Ranked in 1987 on UNESCO's world heritage list, the city of white modern architecture was masterminded by urban planner Lucio Costa, landscaper Roberto Burle Marx and architect Oscar Niemeyer, who in 1988 would go on to win the Pritzker Prize, widely seen as architecture’s Nobel.
- Big circumference -
The inauguration date coincided with the anniversary of the death of the first martyr of Brazil's independence nicknamed "Tiradentes" (toothpuller) who had called for the capital to be relocated to central Brazil.
As the day approached, around the clock, "100,000 workmen, engineers and technicians put the finishing touches to the biggest building site in the world", AFP wrote.
"To accommodate the builders of Brasilia a makeshift town is born...in "the middle of the savanna". It has "150,000 inhabitants, 60 hotels, 40 bars and seven banks," all doomed to be razed once construction of Brasilia is finished.
Brasilia "has the shape of a circumference -- so big that from the top of the 28-storey skyscraper where the parliament's administrative services will be housed the (city) boundaries will not be visible," AFP wrote.
"Within this circumference", two diameters of which designate a sign of the cross, "the avenues ...are in the form of concentric circles" or "are laid out to follow the radius of the circle but do not lead to each other, as bridges and tunnels have been placed at all the junctions."
- Architectural gems -
The congress with its twin semi-spherical buildings, the presidential palace and the Supreme Court are located in Three Powers Square, which lies at the centre of the circumference and the heart of the city.
Among Brasilia's most beautiful monuments are its cathedral with its enormous sheaf linking 16 concrete columns, symbolizing the friendship between Brazil and former colonial master Portugal and the Itamaraty Palace, which houses the foreign ministry.
At the start, however, the transfer of power from Rio to Brasilia is more than anything else symbolic.
"The internal construction of numerous public buildings is not finished, the offices have not been completely installed, and more than anything the lifts are often working precariously," AFP wrote on the eve of the inauguration.
The internal telephone network is not up to speed and last minute hitches arise in radio links with other cities.
With long distances to cover, it is also difficult to get around in an urban area which has practically no transport.
- Thousands celebrate -
However, celebrations are the order of the day.
On April 20, "Brazilians, who for the past 24 hours have been converging on the new capital, give vent to their enthusiasm before the architectural masterpieces."
The president receives the keys to the city in front of "a crowd of around 3,000," where workmen in blue jeans mix with peasants from the high plateaus with sunburned faces, tourists from Rio or Sao Paulo clad in white and top officials and parliamentarians in dark suits.
Papal legate Cardinal Manuel Cerejeira blesses the city using a cross at the foot of which the first mass was celebrated in Brazil in 1500.
As well as religious ceremonies, the festivities include a fair, a military parade, and a procession by the construction workers which take place over several days.

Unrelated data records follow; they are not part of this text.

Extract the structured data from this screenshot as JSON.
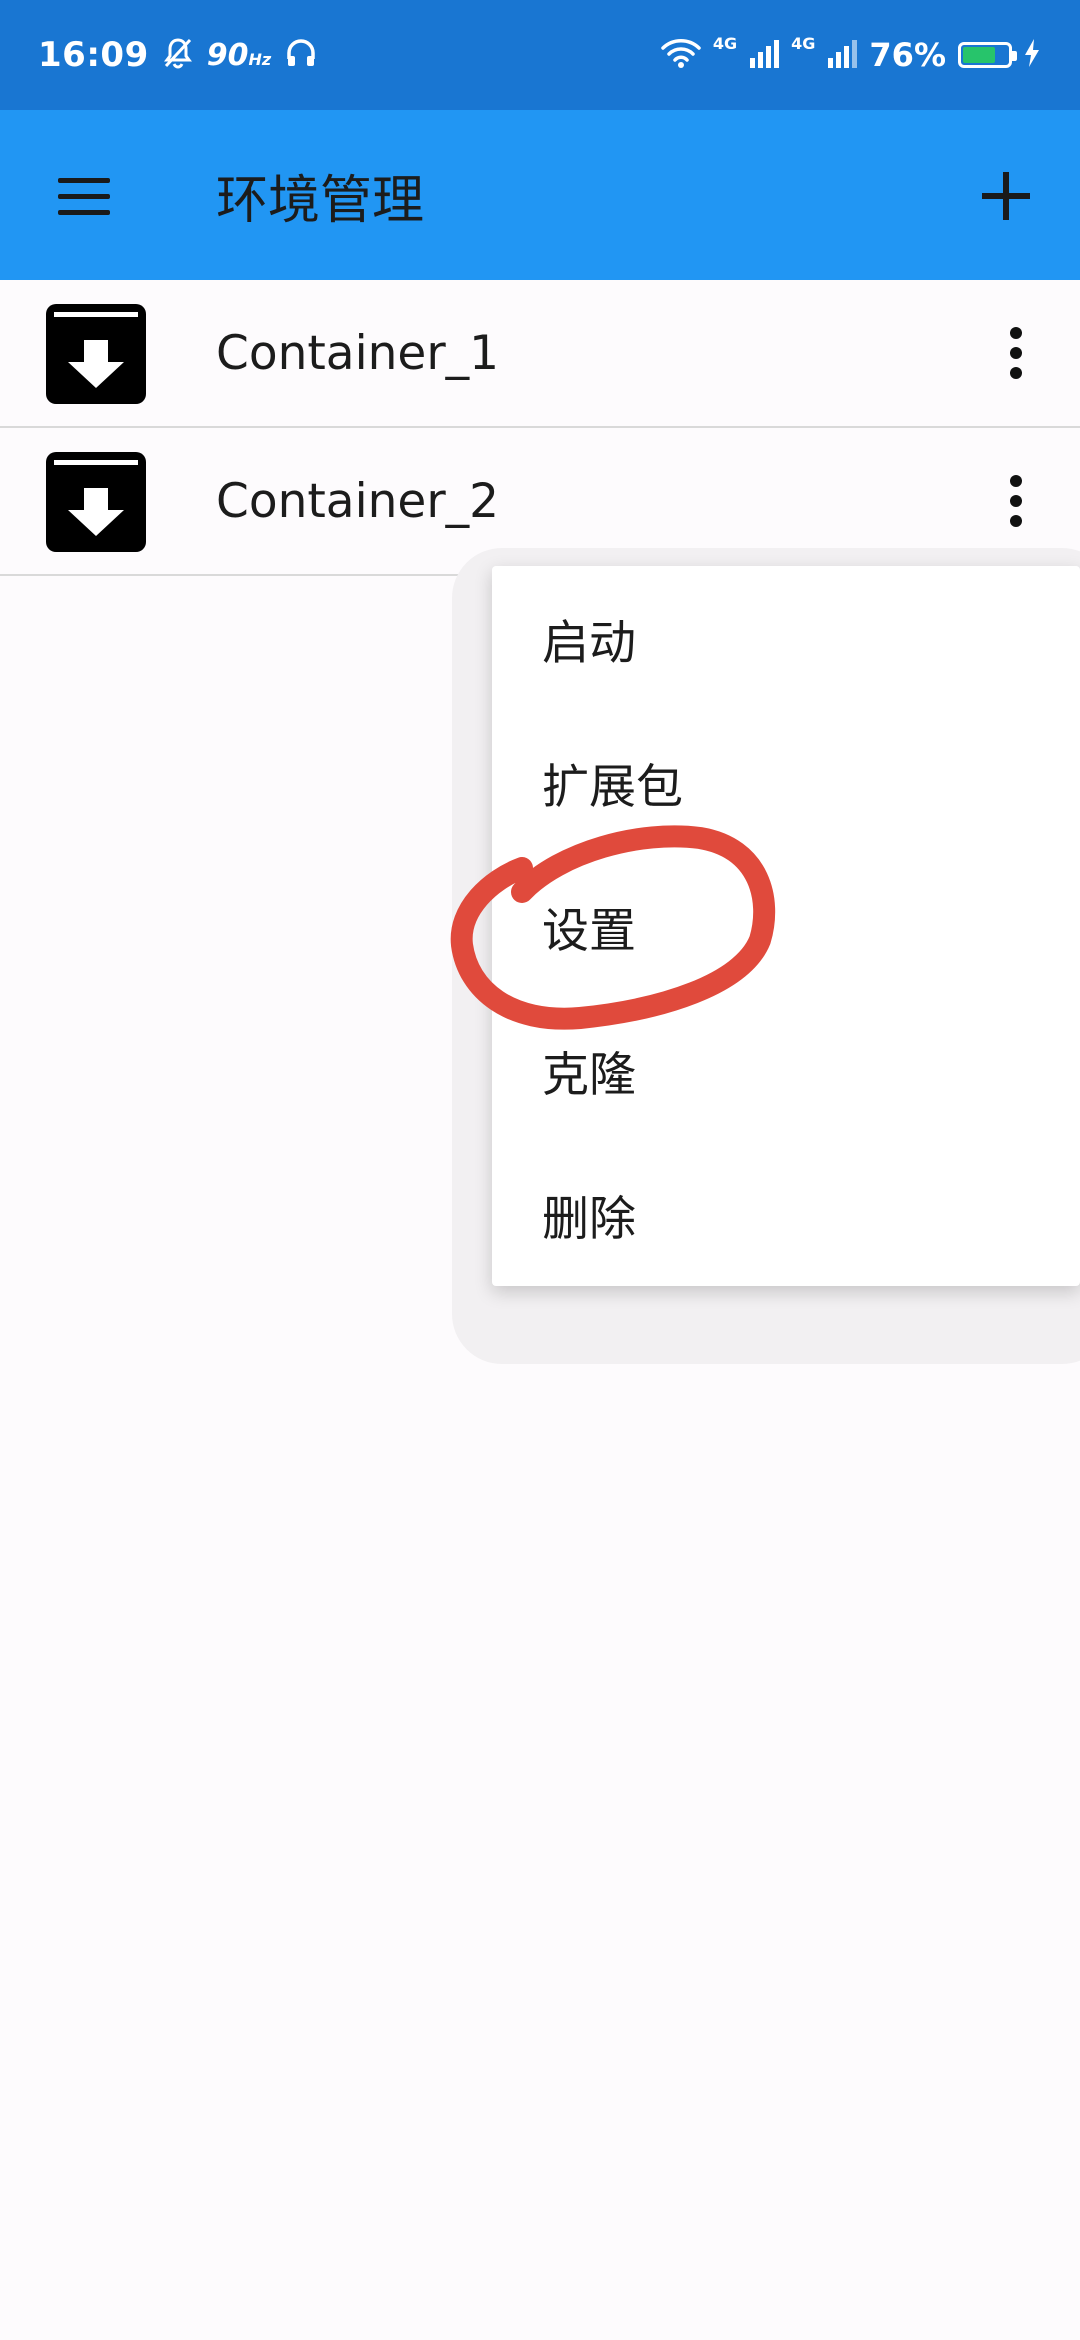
{
  "status_bar": {
    "time": "16:09",
    "refresh_rate": "90",
    "refresh_rate_unit": "Hz",
    "network_1": "4G",
    "network_2": "4G",
    "battery_percent": "76%",
    "battery_level": 0.76
  },
  "app_bar": {
    "title": "环境管理",
    "menu_icon": "hamburger-menu-icon",
    "add_icon": "plus-icon"
  },
  "containers": [
    {
      "label": "Container_1",
      "icon": "archive-download-icon"
    },
    {
      "label": "Container_2",
      "icon": "archive-download-icon"
    }
  ],
  "context_menu": {
    "items": [
      {
        "label": "启动"
      },
      {
        "label": "扩展包"
      },
      {
        "label": "设置"
      },
      {
        "label": "克隆"
      },
      {
        "label": "删除"
      }
    ]
  },
  "colors": {
    "status_bar": "#1976d2",
    "app_bar": "#2196f3",
    "annotation": "#e04a3c",
    "battery_fill": "#27c46b"
  }
}
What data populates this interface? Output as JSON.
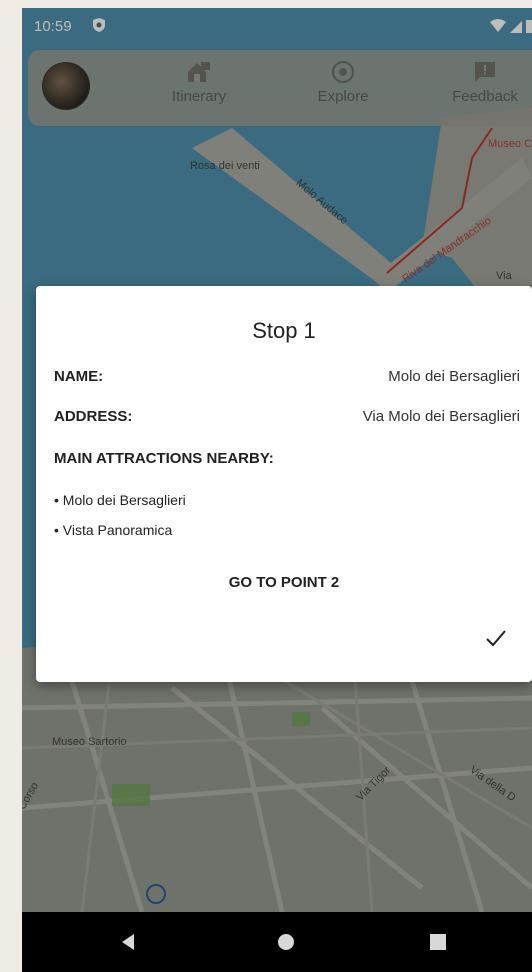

On the 21, the authorities are installed in Brasilia.
"The fronts of the public buildings...are all made up of bay windows. Thus the people will be able to constantly 'check' on the work of the servants of the state," AFP wrote on April 23.
Four years after the inauguration of its new capital, which made a dent in public finances for several years, Brazil experiences a coup, which establishes a military dictatorship that will last to 1985.